Dan Telah kami tetapkan terhadap Bani Israil dalam Kitab itu: " Sesungguhnya kamu akan membuat kerusakan di muka bumi Ini dua kali dan pasti kamu akan menyombongkan diri dengan kesombongan yang besar." Maka apabila datang saat hukuman bagi (kejahatan) pertama dari kedua (kejahatan) itu, kami datangkan kepadamu hamba-hamba kami yang mempunyai kekuatan yang besar, lalu mereka merajalela di kampung-kampung, dan Itulah ketetapan yang pasti terlaksana.
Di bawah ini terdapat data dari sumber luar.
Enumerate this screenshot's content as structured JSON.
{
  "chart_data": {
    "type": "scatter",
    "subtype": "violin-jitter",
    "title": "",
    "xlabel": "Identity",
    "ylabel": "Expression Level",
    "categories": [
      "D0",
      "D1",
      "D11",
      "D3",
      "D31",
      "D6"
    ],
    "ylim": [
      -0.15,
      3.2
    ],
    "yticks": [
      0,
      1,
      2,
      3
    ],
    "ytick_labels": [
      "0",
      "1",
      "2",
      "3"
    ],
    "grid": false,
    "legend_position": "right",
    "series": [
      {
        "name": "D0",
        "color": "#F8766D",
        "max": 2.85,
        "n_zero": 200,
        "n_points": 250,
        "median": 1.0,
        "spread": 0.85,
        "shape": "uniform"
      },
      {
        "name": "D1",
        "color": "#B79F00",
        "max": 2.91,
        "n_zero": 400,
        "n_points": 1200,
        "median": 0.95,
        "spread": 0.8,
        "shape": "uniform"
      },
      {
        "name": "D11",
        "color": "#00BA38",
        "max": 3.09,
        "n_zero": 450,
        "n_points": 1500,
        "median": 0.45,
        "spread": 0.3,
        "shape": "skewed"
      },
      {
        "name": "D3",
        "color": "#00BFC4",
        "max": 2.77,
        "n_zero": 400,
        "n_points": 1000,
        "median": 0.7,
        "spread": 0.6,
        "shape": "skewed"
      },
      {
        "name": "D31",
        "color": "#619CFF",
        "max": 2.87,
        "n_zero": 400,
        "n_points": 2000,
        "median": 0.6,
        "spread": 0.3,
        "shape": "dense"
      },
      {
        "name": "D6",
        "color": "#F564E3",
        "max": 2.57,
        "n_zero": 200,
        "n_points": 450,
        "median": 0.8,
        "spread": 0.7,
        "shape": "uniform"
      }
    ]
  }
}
Kemudian kami berikan kepadamu giliran untuk mengalahkan mereka kembali dan kami membantumu dengan harta kekayaan dan anak-anak dan kami jadikan kamu kelompok yang lebih besar. Jika kamu berbuat baik (berarti) kamu berbuat baik bagi dirimu sendiri dan jika kamu berbuat jahat, maka (kejahatan) itu bagi dirimu sendiri, dan apabila datang saat hukuman bagi (kejahatan) yang kedua, (Kami datangkan orang-orang lain) untuk menyuramkan muka-muka kamu dan mereka masuk ke dalam masjid, sebagaimana musuh-musuhmu memasukinya pada kali pertama dan untuk membinasakan sehabis-habisnya apa saja yang mereka kuasai. Mudah-mudahan Tuhanmu akan melimpahkan rahmat(Nya) kepadamu; dan sekiranya kamu kembali kepada (kedurhakaan) niscaya kami kembali (mengazabmu) dan kami jadikan Neraka Jahannam penjara bagi orang-orang yang tidak beriman.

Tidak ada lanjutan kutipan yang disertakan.